Time to file an issue against `Zygote`?

P.S.: only random observation: `Tsit5()`
P.P.S.: the only thing I’d check before is if the gradient is valid.

Thanks very much for the quick reply. It fails similarly for a different solver and a different optimizer.

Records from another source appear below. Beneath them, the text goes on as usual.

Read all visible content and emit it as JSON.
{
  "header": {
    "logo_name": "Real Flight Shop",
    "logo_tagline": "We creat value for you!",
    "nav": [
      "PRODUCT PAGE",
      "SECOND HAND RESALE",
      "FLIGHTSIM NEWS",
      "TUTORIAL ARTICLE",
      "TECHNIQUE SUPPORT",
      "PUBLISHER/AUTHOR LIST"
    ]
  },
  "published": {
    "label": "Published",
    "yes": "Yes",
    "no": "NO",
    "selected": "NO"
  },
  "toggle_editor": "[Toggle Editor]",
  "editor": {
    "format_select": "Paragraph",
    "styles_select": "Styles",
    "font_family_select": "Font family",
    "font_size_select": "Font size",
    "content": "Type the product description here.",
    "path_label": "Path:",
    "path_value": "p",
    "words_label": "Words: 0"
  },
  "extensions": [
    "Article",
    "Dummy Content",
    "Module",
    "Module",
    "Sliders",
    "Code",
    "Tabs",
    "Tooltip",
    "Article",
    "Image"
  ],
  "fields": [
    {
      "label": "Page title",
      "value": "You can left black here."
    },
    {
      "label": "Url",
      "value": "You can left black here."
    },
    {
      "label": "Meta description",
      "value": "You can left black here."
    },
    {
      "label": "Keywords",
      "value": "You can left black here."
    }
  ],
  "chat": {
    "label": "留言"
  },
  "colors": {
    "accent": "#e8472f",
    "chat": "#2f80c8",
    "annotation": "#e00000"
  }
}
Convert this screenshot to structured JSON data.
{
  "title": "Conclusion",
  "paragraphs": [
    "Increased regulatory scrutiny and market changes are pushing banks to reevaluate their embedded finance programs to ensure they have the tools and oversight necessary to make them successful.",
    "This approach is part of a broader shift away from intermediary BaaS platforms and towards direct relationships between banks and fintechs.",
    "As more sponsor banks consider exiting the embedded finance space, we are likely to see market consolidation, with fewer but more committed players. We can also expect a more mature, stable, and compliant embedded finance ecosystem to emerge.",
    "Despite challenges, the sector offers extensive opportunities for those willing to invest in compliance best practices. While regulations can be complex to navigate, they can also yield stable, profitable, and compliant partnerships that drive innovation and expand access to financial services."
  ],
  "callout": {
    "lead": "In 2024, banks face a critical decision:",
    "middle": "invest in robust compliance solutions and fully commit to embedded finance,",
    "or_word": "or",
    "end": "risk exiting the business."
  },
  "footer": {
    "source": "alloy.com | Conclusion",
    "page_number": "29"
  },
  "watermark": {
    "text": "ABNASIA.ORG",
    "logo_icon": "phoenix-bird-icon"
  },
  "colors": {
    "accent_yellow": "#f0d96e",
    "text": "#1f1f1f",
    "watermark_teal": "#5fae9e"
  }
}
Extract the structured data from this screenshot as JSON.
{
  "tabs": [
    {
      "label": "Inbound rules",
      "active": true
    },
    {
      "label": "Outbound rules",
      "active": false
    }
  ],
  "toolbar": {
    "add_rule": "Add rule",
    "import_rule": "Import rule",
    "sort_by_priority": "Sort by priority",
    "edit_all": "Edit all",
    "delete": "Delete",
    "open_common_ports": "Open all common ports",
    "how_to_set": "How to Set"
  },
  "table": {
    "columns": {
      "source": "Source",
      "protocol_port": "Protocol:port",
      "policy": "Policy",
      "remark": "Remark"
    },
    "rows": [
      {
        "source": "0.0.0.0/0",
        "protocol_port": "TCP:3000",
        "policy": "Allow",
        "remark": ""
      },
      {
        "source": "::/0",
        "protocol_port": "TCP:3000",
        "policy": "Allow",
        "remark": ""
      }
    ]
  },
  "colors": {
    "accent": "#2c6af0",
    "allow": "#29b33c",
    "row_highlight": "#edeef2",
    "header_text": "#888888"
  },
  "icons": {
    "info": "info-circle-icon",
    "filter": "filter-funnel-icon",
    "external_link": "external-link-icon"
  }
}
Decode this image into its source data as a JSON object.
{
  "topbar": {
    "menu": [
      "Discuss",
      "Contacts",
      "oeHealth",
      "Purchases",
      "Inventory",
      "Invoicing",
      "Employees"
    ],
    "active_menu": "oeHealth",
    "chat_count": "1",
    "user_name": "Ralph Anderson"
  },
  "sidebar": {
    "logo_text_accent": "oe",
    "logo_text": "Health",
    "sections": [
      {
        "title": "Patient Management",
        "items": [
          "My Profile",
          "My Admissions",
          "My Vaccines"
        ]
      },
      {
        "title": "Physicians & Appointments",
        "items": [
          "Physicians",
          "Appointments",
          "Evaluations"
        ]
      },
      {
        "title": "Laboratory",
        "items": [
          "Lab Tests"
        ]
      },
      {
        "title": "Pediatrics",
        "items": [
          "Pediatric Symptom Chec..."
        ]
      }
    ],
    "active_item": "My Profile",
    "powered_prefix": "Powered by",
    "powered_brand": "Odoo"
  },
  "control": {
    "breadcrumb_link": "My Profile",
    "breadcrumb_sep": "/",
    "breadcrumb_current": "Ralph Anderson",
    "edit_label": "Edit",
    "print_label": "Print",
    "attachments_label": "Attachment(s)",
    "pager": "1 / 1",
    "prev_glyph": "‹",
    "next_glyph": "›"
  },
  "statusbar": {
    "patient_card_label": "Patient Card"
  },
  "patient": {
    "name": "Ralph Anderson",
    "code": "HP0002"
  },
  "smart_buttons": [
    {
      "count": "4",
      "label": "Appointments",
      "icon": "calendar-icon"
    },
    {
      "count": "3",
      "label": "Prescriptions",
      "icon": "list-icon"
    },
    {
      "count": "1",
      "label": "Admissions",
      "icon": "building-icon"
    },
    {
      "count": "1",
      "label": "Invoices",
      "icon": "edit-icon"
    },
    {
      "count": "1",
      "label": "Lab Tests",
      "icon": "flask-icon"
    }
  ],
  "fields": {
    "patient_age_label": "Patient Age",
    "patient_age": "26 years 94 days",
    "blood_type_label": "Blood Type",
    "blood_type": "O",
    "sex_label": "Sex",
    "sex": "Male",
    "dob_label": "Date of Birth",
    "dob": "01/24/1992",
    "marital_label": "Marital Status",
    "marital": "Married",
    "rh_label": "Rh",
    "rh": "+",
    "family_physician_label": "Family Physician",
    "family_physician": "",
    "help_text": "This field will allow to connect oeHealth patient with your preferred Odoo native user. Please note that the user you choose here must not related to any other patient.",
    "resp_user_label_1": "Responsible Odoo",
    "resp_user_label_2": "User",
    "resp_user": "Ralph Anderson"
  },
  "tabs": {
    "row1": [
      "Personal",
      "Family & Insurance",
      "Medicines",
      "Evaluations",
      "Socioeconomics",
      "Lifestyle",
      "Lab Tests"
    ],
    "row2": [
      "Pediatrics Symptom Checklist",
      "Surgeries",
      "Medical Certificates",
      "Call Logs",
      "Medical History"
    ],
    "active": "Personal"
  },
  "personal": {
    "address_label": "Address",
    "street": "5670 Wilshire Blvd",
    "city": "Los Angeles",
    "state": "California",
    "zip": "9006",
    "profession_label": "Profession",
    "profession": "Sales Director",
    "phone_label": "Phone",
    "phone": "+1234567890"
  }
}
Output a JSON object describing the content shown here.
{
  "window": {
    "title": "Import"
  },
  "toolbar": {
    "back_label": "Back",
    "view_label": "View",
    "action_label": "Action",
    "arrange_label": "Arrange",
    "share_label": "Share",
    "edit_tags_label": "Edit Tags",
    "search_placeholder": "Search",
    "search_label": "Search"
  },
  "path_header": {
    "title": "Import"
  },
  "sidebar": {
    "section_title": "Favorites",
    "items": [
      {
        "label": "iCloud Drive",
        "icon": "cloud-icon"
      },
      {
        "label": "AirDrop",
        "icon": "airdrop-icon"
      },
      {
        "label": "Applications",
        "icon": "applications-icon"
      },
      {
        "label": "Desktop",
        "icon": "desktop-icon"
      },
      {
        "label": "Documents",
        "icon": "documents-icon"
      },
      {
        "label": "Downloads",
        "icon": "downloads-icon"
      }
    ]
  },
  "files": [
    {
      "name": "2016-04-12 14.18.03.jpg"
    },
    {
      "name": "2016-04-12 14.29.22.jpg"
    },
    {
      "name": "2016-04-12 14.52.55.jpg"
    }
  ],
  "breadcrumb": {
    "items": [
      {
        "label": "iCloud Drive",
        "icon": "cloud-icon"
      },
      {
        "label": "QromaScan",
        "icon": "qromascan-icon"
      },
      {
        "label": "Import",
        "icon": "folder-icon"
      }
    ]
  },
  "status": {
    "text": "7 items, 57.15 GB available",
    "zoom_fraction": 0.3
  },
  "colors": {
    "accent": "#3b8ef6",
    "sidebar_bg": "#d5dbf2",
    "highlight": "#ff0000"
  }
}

Random idea, try `Array(soln)[:,end]'` and see if the error goes away. Seems like an odd omission of an adjoint. @dhairyagandhi96

Thanks for considering this. Made this change:

``````(i == 1) ? result = Array(soln)[:,end]' : result = vcat(result, Array(soln)[:,end]')
``````

and got the same error result.

Simplify and delete some things until it goes away. That’ll isolate what it is.

Commenting this line:

``````#output = map(x -> convert(Float64,x >= 0.5 && x <= 1.5), inputvec)
``````

allowed code to run for larger S values. I can experiment with alternative ways to achieve the same output matrix. Is using map in that way expected to cause failure of AD?

Note: The line above should be output = ones(B) instead of output = zeros(B,S) if commenting as here.

Looks like a bug in the map adjoint.